The changing mattress market
We talk a lot about change in this industry. Every buying group meeting, every trade show seminar, every social gathering seems to revolve around the subject. But it’s not very often that change reaches out and gives us a collective slap across the face. It’s often very incremental; in fact it is often so slow we often really don’t notice it.
In the Spring 2017 issue of the HGO Merchandiser, we’ve published a report about the apparent Canadian market for mattresses. And in doing the research for that piece, I realised just how much the mattress industry in this country has changed over the past decade.
But first, I want to answer a question that I’m asked often: why am I so interested in the apparent market, which is most simply defined as the value of domestic shipments, less exports plus imports and measured at wholesale prices. The apparent market gives us the simplest model. It’s stripped of margin and mark-ups, taxes, freight charges and other things that are built in the retail sales number.
The apparent market also tells us where the product comes from. Admittedly, there’s a lot it doesn’t tell us, such as what’s the mix between coil construction and non-coil construction.
In our report, we note that after a tough decade the apparent market for mattresses finally climbed back to where it was before the financial markets went sideways. But looking at the numbers in greater detail reveals how drastically the market has changed since 2007.
Before 2007, the mattress market was definitely a ‘Canadian’ one. Because mattresses and box springs are relatively heavy, their production and distribution tended to be fairly regional. This is why the leading manufacturers operated factories across the country – mainly in Ontario, Quebec and Alberta. This made shipping, either to independent retailers or the regional distribution centres operated by the nationals and the major chains, simpler and more cost effective.
This also meant mattresses were not import driven. The recession changed these fundamentals.

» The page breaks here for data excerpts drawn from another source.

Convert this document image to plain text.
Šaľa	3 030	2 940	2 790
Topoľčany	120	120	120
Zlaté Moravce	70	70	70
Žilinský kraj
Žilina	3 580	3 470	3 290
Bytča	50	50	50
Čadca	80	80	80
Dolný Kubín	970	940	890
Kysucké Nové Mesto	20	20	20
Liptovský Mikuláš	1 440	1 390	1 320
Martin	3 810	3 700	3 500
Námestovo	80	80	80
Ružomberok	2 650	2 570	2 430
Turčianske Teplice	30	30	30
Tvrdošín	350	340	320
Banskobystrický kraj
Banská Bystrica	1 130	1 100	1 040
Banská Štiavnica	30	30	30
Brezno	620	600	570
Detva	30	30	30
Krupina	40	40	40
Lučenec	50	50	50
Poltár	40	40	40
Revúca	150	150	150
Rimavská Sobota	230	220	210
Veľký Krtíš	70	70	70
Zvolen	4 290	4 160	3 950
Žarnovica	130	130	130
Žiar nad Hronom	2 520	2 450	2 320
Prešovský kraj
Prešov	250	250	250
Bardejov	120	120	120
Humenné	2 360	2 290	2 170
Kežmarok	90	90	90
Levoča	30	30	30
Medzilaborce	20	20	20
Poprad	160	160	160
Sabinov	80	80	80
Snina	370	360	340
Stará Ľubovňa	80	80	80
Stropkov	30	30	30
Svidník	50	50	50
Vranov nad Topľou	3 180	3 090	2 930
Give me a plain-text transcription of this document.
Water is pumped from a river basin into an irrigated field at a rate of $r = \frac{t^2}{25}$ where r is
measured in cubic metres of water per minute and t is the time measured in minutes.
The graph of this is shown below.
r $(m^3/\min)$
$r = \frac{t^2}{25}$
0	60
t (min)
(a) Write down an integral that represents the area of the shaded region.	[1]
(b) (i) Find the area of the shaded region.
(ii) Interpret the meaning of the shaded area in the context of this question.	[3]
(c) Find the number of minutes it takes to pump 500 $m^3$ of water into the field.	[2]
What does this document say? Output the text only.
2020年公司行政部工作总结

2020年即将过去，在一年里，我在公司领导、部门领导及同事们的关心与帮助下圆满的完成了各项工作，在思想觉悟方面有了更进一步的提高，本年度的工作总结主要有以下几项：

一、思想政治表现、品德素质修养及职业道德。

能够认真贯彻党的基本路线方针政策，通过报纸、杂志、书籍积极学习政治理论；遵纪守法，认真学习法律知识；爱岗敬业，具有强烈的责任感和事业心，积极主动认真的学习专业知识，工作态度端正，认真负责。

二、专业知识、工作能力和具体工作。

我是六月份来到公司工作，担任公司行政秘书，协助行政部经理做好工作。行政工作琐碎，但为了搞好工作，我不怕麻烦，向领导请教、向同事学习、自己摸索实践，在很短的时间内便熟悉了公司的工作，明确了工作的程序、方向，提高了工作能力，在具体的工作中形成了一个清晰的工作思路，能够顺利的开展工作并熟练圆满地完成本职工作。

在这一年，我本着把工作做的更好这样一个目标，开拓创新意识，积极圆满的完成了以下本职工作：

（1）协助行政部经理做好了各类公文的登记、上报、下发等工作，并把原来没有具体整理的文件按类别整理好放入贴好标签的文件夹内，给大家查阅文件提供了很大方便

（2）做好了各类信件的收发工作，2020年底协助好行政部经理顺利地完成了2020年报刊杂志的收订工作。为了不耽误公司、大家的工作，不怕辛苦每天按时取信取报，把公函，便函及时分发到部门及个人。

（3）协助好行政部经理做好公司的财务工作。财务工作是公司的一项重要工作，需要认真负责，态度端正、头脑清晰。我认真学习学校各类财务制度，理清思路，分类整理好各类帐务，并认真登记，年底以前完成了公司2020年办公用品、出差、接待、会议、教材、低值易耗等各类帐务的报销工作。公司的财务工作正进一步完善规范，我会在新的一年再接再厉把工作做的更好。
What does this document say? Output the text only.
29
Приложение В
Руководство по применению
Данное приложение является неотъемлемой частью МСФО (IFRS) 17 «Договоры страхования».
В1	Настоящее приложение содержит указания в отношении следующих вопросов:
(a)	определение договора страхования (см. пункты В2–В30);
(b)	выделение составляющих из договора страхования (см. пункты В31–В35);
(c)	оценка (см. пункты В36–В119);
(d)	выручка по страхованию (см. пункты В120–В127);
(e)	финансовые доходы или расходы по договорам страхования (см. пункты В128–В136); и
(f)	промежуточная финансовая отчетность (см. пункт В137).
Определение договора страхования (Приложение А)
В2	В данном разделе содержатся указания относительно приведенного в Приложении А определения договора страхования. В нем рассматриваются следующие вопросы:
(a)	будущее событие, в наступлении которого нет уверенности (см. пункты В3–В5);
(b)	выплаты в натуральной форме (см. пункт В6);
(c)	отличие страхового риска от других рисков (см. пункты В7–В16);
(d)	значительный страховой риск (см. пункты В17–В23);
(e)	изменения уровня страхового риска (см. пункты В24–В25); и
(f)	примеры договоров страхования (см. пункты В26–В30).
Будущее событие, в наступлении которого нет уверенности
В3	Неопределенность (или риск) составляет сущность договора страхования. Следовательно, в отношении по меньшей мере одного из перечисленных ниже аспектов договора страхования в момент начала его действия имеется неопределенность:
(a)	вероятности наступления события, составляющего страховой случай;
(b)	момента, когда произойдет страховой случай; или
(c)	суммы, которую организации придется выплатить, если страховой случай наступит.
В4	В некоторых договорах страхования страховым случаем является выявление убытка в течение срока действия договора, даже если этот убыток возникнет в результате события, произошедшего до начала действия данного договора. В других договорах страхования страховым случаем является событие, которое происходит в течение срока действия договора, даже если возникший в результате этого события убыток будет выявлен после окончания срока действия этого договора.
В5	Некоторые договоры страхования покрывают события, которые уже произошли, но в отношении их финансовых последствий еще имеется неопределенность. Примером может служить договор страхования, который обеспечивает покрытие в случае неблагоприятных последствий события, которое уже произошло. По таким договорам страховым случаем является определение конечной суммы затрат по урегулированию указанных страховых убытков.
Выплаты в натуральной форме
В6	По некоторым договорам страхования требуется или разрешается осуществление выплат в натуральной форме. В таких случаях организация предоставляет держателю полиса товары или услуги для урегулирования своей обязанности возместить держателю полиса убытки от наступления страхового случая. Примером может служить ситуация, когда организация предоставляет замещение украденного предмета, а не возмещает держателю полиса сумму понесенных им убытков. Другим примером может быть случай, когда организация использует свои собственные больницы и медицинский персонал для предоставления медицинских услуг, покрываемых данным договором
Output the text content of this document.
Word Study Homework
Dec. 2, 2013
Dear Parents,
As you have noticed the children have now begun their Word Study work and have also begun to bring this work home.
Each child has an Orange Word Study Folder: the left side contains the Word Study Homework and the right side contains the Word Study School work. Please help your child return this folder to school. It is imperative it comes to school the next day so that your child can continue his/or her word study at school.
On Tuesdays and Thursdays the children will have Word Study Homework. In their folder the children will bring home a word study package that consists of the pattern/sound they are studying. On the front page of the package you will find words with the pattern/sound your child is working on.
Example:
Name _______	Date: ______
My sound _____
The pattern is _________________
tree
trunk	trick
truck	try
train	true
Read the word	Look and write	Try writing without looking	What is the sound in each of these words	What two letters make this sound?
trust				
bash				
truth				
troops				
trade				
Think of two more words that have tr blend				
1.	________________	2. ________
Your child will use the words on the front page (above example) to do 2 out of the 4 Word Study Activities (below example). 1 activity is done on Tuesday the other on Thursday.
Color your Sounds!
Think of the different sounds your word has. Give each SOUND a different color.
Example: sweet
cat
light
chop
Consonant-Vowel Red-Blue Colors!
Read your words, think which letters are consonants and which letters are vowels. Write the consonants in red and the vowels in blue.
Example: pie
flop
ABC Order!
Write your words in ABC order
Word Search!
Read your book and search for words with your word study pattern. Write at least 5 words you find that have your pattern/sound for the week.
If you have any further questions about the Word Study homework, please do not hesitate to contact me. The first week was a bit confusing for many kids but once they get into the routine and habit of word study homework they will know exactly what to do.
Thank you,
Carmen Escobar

In 2016, the largest importer of mattresses into the Canadian market was Tempur Sealy Canada (TSC) and is evidence of the Tempur-Pedic brand’s growing strength in this country. When the then standalone Tempur-Pedic International acquired its Canadian distributor in 2009, the brand was a niche player at best. It’s now one of the fastest growing brands on the market.
It also shows mattress imports from the U.S. broke the $100 million mark for the first time ever in 2016. It would not be unreasonable to suggest Tempur accounts for as much as 70% of that total, considering the growth of its network (which includes Sleep Country Canada, Leon’s, Brault & Martineau and The Bay) in recent years.
However, the downside of this year’s report on the apparent market is the light it has shone on Canadian mattress manufacturing. Yes, it grew last year. In fact, domestic shipments grew for the second consecutive year in 2016. But they are still more than $100 million down from the all-time high set in 2007 at $987.6 million. It’s likely to be a few years before the industry gets back to that level of production.
While the market has clawed its way back, it’s not the mattress market we knew before the recession. It has changed in fundamental ways, and we haven’t even addressed the online mattress phenomenon. I suspect more change is on the way.